カラスはNORMAL範囲までは採集済みですが、CLIMAXは残念ながら僕の腕ではかないません。となれば、条件系血涙が集まりきらないので、カラスを集めても無駄と判断しやめました。長の証はもう手に入れましたし。
時の腕輪もギリギリで入手し、最後のアルフヘイムがクリア出来てませんが、それ以外のNOMAL範囲はコンプリート。ゲージも充分なもんです。
HARDはクリアしてバジリオンズVERYGOODだし、ロダンの難易度CLIMAXだろうし第一ヘイロウが;;細鳳手に入れたら、やる事の内の「可能な事」は終わりだな…と、そう考えています。
デビルメイクライ4ではDMDもクリアして、スーパーキャラ最っ高だぜ〜!!となれましたが、こちらでもとはいかない様です…。
しかし、この範囲でもベヨネッタの爽快感は素晴らしく感じられます。
データコピー禁止のせいで状況保持には不安が付きまとうのが痛いですが、間違いなく物凄く面白い作品です!!

えぇとぉ…もうネタバレとかの時期は過ぎてますよね?;
デビル : 2009/12/04 00:30
これだけははっきり言えます。

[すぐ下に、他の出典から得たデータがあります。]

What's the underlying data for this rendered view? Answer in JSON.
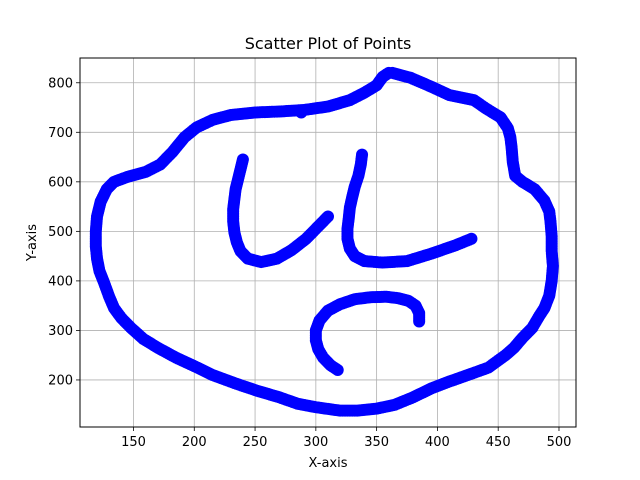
{
  "chart_data": {
    "type": "scatter",
    "title": "Scatter Plot of Points",
    "xlabel": "X-axis",
    "ylabel": "Y-axis",
    "xlim": [
      106,
      514
    ],
    "ylim": [
      105,
      850
    ],
    "xticks": [
      150,
      200,
      250,
      300,
      350,
      400,
      450,
      500
    ],
    "yticks": [
      200,
      300,
      400,
      500,
      600,
      700,
      800
    ],
    "grid": true,
    "marker_color": "#0000ff",
    "series": [
      {
        "name": "",
        "points": [
          [
            363,
            820
          ],
          [
            378,
            810
          ],
          [
            395,
            792
          ],
          [
            410,
            775
          ],
          [
            430,
            765
          ],
          [
            440,
            748
          ],
          [
            452,
            730
          ],
          [
            458,
            708
          ],
          [
            460,
            690
          ],
          [
            461,
            670
          ],
          [
            462,
            640
          ],
          [
            464,
            612
          ],
          [
            470,
            600
          ],
          [
            480,
            585
          ],
          [
            488,
            562
          ],
          [
            492,
            540
          ],
          [
            493,
            520
          ],
          [
            494,
            490
          ],
          [
            494,
            460
          ],
          [
            495,
            430
          ],
          [
            494,
            400
          ],
          [
            492,
            370
          ],
          [
            488,
            345
          ],
          [
            484,
            330
          ],
          [
            478,
            305
          ],
          [
            470,
            285
          ],
          [
            463,
            265
          ],
          [
            456,
            250
          ],
          [
            442,
            225
          ],
          [
            425,
            210
          ],
          [
            410,
            197
          ],
          [
            395,
            183
          ],
          [
            380,
            165
          ],
          [
            365,
            150
          ],
          [
            350,
            142
          ],
          [
            334,
            138
          ],
          [
            320,
            138
          ],
          [
            300,
            145
          ],
          [
            285,
            152
          ],
          [
            270,
            165
          ],
          [
            252,
            178
          ],
          [
            235,
            192
          ],
          [
            215,
            210
          ],
          [
            200,
            228
          ],
          [
            185,
            245
          ],
          [
            170,
            265
          ],
          [
            158,
            283
          ],
          [
            148,
            305
          ],
          [
            140,
            325
          ],
          [
            134,
            345
          ],
          [
            130,
            368
          ],
          [
            126,
            395
          ],
          [
            122,
            420
          ],
          [
            120,
            445
          ],
          [
            119,
            470
          ],
          [
            119,
            500
          ],
          [
            120,
            530
          ],
          [
            123,
            560
          ],
          [
            128,
            585
          ],
          [
            134,
            600
          ],
          [
            145,
            610
          ],
          [
            160,
            620
          ],
          [
            172,
            635
          ],
          [
            182,
            660
          ],
          [
            192,
            690
          ],
          [
            202,
            710
          ],
          [
            215,
            725
          ],
          [
            230,
            735
          ],
          [
            250,
            740
          ],
          [
            270,
            742
          ],
          [
            290,
            745
          ],
          [
            310,
            752
          ],
          [
            328,
            765
          ],
          [
            340,
            780
          ],
          [
            350,
            795
          ],
          [
            355,
            812
          ],
          [
            360,
            820
          ],
          [
            288,
            740
          ],
          [
            240,
            645
          ],
          [
            238,
            625
          ],
          [
            236,
            605
          ],
          [
            234,
            585
          ],
          [
            233,
            565
          ],
          [
            232,
            545
          ],
          [
            232,
            520
          ],
          [
            233,
            498
          ],
          [
            235,
            478
          ],
          [
            238,
            460
          ],
          [
            244,
            445
          ],
          [
            255,
            438
          ],
          [
            268,
            445
          ],
          [
            280,
            462
          ],
          [
            292,
            485
          ],
          [
            302,
            510
          ],
          [
            310,
            530
          ],
          [
            338,
            655
          ],
          [
            337,
            635
          ],
          [
            335,
            612
          ],
          [
            332,
            590
          ],
          [
            330,
            570
          ],
          [
            328,
            548
          ],
          [
            327,
            525
          ],
          [
            326,
            505
          ],
          [
            326,
            485
          ],
          [
            328,
            465
          ],
          [
            332,
            450
          ],
          [
            340,
            440
          ],
          [
            355,
            437
          ],
          [
            375,
            440
          ],
          [
            395,
            455
          ],
          [
            415,
            472
          ],
          [
            428,
            485
          ],
          [
            385,
            318
          ],
          [
            385,
            335
          ],
          [
            382,
            350
          ],
          [
            376,
            360
          ],
          [
            368,
            365
          ],
          [
            358,
            368
          ],
          [
            345,
            367
          ],
          [
            332,
            363
          ],
          [
            320,
            353
          ],
          [
            310,
            340
          ],
          [
            303,
            320
          ],
          [
            300,
            300
          ],
          [
            300,
            280
          ],
          [
            302,
            262
          ],
          [
            306,
            245
          ],
          [
            312,
            230
          ],
          [
            318,
            220
          ]
        ]
      }
    ]
  }
}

ベヨネッタは最高のゲームです。
雑魚との通常戦闘部分は本当によく出来ています。
思った通り「避ける」部分がしっかり作られていて、攻撃と回避の攻防が熱すぎます。
ダッヂオフセットは誰が考えたんですか?このシステム神過ぎます。

ただ、ボス戦に関しては正直一瞬たりとも面白いと思いませんでした。
周回プレイすればするほどだるくなります‥
クライマックスを飛ばすボタンがほしかったです。。
後はバイクとシューティング‥これらが問題なのはガチで2周目プレイの意欲を削いでしまうことです。
僕の知り合いがバイクとシューティングが二度とやりたくないからという理由で2周目はやってません。
これはちょっともったいない。

まぁなくしたらなくしたで変化がなくて単調と言われるんですけどね。
にしてももうちょっとゲーム性がある内容だったらなぁと思いました。


何にせよ本当によく出来たゲームです。
プレイヤに成長を感じさせるような布石をたくさん散りばめてるのが素晴らしいと思いました。
(アルフとかの事です)

それと、作り物に妥協が感じられなかったのが凄いと思いました。
中途半端なものがなかったです。これだけ色々な事すりゃ手抜くとこも出そうですがそれがなかったですからね!
隠し要素にまでほんとに気を使って作っていて驚きました。